In those younger days I was happy to spend half my time socially exploring and half my time traveling alone or reading alone or thinking alone. I was never a hollow shell when with others or when alone in my wondering, not usually anyway.
Today I was to go on a motorcycle ride. Tami and The Kid are at dance class. Somehow I ended up eating too much left over pizza and watching TV instead. I barely escaped, eventually, on foot to get to downtown. The motorcycle ride I craved seemed without flavor so I didn't even start the bike. No book on the shelves seemed worth it. I'm in a funk.

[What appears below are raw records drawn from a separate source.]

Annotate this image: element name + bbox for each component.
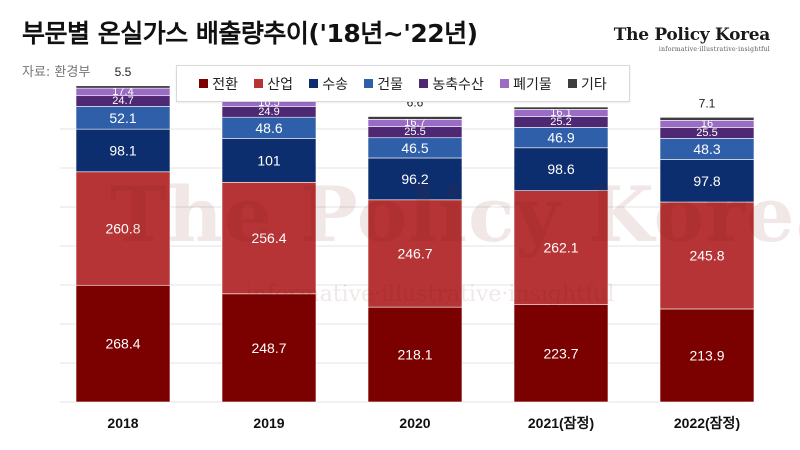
data-label: 48.6 <box>255 120 282 136</box>
bar-segment <box>367 306 463 403</box>
source-note: 자료: 환경부 <box>22 65 91 80</box>
data-label: 218.1 <box>397 347 432 363</box>
x-tick-label: 2020 <box>399 415 430 431</box>
legend-label: 폐기물 <box>513 76 552 93</box>
legend-label: 전환 <box>212 76 239 93</box>
bar-segment <box>221 293 317 403</box>
data-label: 52.1 <box>109 110 136 126</box>
data-label: 16 <box>701 118 713 130</box>
legend-item: 수송 <box>309 74 348 94</box>
data-label: 260.8 <box>105 221 140 237</box>
data-label: 98.6 <box>547 161 574 177</box>
legend-item: 전환 <box>199 74 238 94</box>
bar-segment <box>221 138 317 183</box>
legend-item: 폐기물 <box>500 74 552 94</box>
bar-segment <box>367 199 463 308</box>
legend-label: 농축수산 <box>432 76 484 93</box>
legend-item: 농축수산 <box>419 74 484 94</box>
data-label: 101 <box>257 152 281 168</box>
bar-segment <box>659 159 755 203</box>
chart-title: 부문별 온실가스 배출량추이('18년~'22년) <box>22 19 478 48</box>
bar-segment <box>221 181 317 295</box>
data-label: 25.2 <box>550 116 571 128</box>
legend-swatch <box>199 79 209 88</box>
legend-label: 산업 <box>267 76 294 93</box>
bar-segment <box>367 157 463 201</box>
chart-legend: 전환 산업 수송 건물 농축수산 폐기물 기타 <box>176 65 630 102</box>
data-label: 25.5 <box>696 127 717 139</box>
legend-label: 기타 <box>580 76 607 93</box>
x-tick-label: 2018 <box>107 415 138 431</box>
legend-swatch <box>309 79 319 88</box>
brand-tagline: informative·illustrative·insightful <box>658 46 770 53</box>
legend-item: 건물 <box>364 74 403 94</box>
data-label: 16.1 <box>550 107 571 119</box>
bar-segment <box>75 284 171 403</box>
legend-item: 기타 <box>567 74 607 94</box>
data-label: 262.1 <box>543 240 578 256</box>
legend-swatch <box>419 79 429 88</box>
data-label: 46.5 <box>401 140 428 156</box>
legend-swatch <box>254 79 264 88</box>
bar-segment <box>513 304 609 403</box>
data-label: 245.8 <box>689 247 724 263</box>
brand-name: The Policy Korea <box>613 25 771 45</box>
legend-swatch <box>567 79 577 88</box>
data-label: 48.3 <box>693 141 720 157</box>
x-tick-label: 2019 <box>253 415 284 431</box>
data-label: 246.7 <box>397 245 432 261</box>
data-label: 96.2 <box>401 171 428 187</box>
bar-segment <box>367 116 463 120</box>
bar-segment <box>659 117 755 121</box>
data-label: 268.4 <box>105 336 140 352</box>
data-label: 256.4 <box>251 230 286 246</box>
data-label: 25.5 <box>404 126 425 138</box>
legend-label: 건물 <box>377 76 404 93</box>
data-label: 24.7 <box>112 95 133 107</box>
data-label: 223.7 <box>543 345 578 361</box>
data-label: 213.9 <box>689 347 724 363</box>
x-tick-label: 2022(잠정) <box>674 415 740 431</box>
data-label: 98.1 <box>109 142 136 158</box>
data-label: 248.7 <box>251 340 286 356</box>
data-label: 7.1 <box>699 96 716 110</box>
bar-segment <box>513 147 609 191</box>
data-label: 97.8 <box>693 173 720 189</box>
legend-swatch <box>500 79 510 88</box>
bar-segment <box>513 190 609 305</box>
x-tick-label: 2021(잠정) <box>528 415 594 431</box>
brand-logo: The Policy Korea informative·illustrativ… <box>613 25 771 53</box>
bar-segment <box>659 201 755 310</box>
data-label: 46.9 <box>547 130 574 146</box>
data-label: 24.9 <box>258 106 279 118</box>
bar-segment <box>75 85 171 89</box>
legend-label: 수송 <box>322 76 349 93</box>
data-label: 16.7 <box>404 117 425 129</box>
bar-segment <box>659 308 755 403</box>
data-label: 5.5 <box>115 65 132 79</box>
legend-item: 산업 <box>254 74 293 94</box>
bar-segment <box>513 106 609 110</box>
legend-swatch <box>364 79 374 88</box>
data-label: 17.4 <box>112 86 133 98</box>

In a funk, I'm a poor judge but I wonder if I am at a crossroads. My habitual drive to be lost at odds with my present understanding and pleasure in my child, and the world I know well enough that the unknown is of a different flavor lacking at the least that spice of insecurity.
The pleasure in what I know about my career, my family, my world.... at odds with my habitual refined comfort in unease, anxiety, natural high in the mystery and frustration. I am a bit hollow right now. I am in a funk. Diversions seem as no more than diversions. I could almost let it go and just be..... but I am not quite ready to. I could almost cry to get there but I know instead that I could let this unease at this crossroads build as a substitute discomfort and get by, my own form of methadone until a distraction would take and I can set this facing of truth aside to wait for another day. I hear Arcade Fire playing Ready to Start. Ironic as it is beginning to work as a release for the false stress acquired. In effect, making me ready to postpone this reckoning for another day.
Hit replay on my ipod, and my body is dancing in itself. I can wait for another day to deal.